A médio prazo, problemas. Talvez a pesssoa não precise de boa parte daqueles remédios e sim de intensivas intervenções psicossociais. Remédios provocam efeitos adversos. E 2 problemas graves: embora o uso regular de medicamentos devidamente prescritos pelos médicos seja essencial em qualquer tratamento, psiquiátrico ou não, nem sempre as prescrições obedecem a uma racionalidade. Ou seja, talvez adictos tomem remédios demais e depositem excessivas expectativas em seus resultado terapêuticos. E o problema ainda maior: supervalorizam os diagnósticos psiquiátricos, deixando de focar em seu problema maios candente: a doença da adicção. "Sou bipolar! Tenho TDHA!". Enquanto deveria pensar: sou um adicto e talvez possa ter outros problemas. E esta supervalorização do diagnóstico psiquiátrico pode acabar sendo um tiro pela culatra. Já existe um diagnóstico psiquiátrico: a adicção.

Um território devastado

E diagnósticos psiquiátricos são quase sempre acompanhados pelo uso de fármacos. E aí é que entra a ECOLOGIA do cérebro do adicto. Estas suposições são minhas. O cérebro do adicto não é uma mata virgem. Ao contrário: é um caos ecológico. Tem áreas de mata ainda preservada, verdadeiros desertos, diques e contenções - muitas vezes já abandonados, que acabam somente por empoçar águas e miasmas... Tem aquela plantação nova, que está começando a germinar e recebe uma enorme carga de agrotóxicos.... Esta metáfora faz sentido: quantos agrotóxicos, em doses cavalares, impuros, foram derramados naquele cérebro já tão sofrido, naquela floresta já tão agredida e vilipendiada? E estamos falando de um cérebro com alguma vegetação preservada. Tem o cérebro urbanoide, este já tomado de asfalto e concreto e esgotos e falta de ar puro e de luz. Como revitalizar os parques e as praças, trazer de volta as árvores e as flores? Tarefa hercúlea, que só pode ser realizada um dia de cada vez.

Vá com calma, mas vá

Então você pega este cérebro doente, desmatado, com risco de incêndios, e entope de remédios. Eles não vão funcionar como em um cérebro normal. Por isso, os diagnósticos e as prescrições de psicofármacos para adictos deve ser parcimoniosa, cuidadosa, minuciosa. Tudo, menos intempestiva. O que receio ser mais a regra do que a excessão. Importante: o uso de medicamentos na abordagem das adicções é essencial - este não é de forma alguma um libelo contra o uso de remédios em dependência química. É somente um chamado à razão. Digo isso com alguma base: tomo remédios psiquiátricos há décadas e conheço um pouco de suas vantagens. E de seus problemas.

Mens sana in corpore sano

A última questão: o cérebro não é servido em uma bandeja.

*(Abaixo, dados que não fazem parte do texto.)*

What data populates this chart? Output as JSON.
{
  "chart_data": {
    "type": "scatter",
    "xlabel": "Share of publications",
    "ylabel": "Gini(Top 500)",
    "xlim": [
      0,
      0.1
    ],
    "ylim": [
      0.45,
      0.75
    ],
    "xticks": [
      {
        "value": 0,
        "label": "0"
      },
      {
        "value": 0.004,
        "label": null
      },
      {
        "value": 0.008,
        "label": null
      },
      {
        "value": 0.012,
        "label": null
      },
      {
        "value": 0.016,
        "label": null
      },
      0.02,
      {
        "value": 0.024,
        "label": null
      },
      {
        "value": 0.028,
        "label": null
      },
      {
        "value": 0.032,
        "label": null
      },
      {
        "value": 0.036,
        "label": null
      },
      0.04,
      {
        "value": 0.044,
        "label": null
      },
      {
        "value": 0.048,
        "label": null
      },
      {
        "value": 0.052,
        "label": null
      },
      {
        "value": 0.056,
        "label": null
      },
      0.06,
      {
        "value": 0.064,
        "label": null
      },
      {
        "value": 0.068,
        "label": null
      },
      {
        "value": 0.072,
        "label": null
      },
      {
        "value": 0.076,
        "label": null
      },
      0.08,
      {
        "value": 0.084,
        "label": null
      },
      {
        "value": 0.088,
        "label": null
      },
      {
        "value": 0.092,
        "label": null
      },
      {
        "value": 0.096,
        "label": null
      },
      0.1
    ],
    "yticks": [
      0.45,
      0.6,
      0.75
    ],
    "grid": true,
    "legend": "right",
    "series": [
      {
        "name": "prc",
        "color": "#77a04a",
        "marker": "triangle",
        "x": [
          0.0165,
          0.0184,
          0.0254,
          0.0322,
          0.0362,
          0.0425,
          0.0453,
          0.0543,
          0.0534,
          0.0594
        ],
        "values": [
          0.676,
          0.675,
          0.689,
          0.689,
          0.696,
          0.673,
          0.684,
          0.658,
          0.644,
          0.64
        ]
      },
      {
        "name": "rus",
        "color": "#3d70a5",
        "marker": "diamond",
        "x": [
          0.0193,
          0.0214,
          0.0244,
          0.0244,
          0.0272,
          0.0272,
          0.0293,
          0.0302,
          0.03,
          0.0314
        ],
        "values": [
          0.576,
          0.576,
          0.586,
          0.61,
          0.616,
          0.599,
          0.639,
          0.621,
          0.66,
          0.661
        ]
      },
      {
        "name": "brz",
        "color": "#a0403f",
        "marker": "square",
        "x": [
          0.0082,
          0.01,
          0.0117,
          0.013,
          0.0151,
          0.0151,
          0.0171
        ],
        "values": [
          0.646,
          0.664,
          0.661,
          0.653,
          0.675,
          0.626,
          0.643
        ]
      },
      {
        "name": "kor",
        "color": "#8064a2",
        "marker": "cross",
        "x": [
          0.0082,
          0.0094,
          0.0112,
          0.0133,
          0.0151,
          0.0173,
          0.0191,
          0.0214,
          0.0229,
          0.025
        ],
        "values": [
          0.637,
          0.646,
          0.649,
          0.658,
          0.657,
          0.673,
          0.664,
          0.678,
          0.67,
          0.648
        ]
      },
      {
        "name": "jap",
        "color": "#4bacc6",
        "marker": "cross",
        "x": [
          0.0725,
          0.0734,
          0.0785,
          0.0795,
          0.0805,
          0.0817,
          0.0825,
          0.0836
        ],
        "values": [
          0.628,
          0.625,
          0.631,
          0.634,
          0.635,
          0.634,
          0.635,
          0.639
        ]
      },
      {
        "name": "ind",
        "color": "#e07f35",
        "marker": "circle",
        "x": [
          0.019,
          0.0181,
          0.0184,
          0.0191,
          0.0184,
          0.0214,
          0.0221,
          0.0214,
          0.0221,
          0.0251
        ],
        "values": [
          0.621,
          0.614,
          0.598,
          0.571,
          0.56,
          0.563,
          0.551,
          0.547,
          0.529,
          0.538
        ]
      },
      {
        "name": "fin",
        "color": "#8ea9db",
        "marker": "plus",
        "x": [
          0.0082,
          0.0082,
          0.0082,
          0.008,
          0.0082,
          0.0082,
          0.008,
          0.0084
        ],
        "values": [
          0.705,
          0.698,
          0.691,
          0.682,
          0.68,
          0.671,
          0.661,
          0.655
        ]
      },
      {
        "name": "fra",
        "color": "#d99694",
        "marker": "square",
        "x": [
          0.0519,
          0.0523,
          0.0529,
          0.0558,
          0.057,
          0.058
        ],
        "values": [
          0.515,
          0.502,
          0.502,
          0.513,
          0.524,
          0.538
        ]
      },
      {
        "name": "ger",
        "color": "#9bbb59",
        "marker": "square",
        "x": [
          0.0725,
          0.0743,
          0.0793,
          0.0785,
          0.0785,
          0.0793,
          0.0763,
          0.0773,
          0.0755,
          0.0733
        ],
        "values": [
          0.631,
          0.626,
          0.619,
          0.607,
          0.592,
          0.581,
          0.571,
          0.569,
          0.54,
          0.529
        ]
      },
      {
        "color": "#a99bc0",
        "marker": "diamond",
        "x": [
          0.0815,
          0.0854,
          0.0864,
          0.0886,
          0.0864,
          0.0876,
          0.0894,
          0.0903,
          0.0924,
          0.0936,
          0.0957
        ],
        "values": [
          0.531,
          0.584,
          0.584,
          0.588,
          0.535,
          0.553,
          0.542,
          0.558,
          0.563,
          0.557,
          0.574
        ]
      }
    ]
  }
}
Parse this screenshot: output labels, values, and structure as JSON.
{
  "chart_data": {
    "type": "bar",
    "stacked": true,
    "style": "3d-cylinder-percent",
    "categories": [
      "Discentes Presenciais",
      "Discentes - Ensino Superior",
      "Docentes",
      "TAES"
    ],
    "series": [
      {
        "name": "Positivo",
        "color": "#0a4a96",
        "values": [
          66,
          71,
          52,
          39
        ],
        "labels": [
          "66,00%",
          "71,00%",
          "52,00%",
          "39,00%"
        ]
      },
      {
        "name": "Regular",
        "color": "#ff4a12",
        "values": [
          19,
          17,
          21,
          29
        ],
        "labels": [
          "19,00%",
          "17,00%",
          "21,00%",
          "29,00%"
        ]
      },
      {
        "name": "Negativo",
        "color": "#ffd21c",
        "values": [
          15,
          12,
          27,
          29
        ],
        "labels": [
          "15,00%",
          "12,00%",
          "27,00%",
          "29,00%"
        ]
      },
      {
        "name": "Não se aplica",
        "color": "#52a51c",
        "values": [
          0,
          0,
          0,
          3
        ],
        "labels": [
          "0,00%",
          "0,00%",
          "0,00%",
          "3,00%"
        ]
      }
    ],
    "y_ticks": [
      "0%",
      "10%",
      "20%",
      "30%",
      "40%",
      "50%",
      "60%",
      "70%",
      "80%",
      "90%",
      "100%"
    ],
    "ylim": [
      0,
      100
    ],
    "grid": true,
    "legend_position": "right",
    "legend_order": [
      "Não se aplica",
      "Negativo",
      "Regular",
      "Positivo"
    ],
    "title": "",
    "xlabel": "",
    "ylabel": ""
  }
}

O cérebro está firmemente (pelo menos esperamos!) enraizado no corpo. E este corpo precisa ser cuidado. A ecologia cerebral só será adequadamente cuidada se sua nutrição e hidratação forem suficientes e equilibradas. Para mim existe uma regra: o que faz bem para o coração, faz bem para o cérebro. Alimentação equilibrada, sono reparador, atividade física, cuidados com as doenças crônicas (pressão alta, diabetes, obesidade,...), cessação do tabagismo, são essenciais para a sustentabilidade cerebral. Então, para cuidar da sofrida ecologia cerebral do adicto, temos que cuidar do corpo. O aforisma mens sana in corpore sano nunca fez tanto sentido.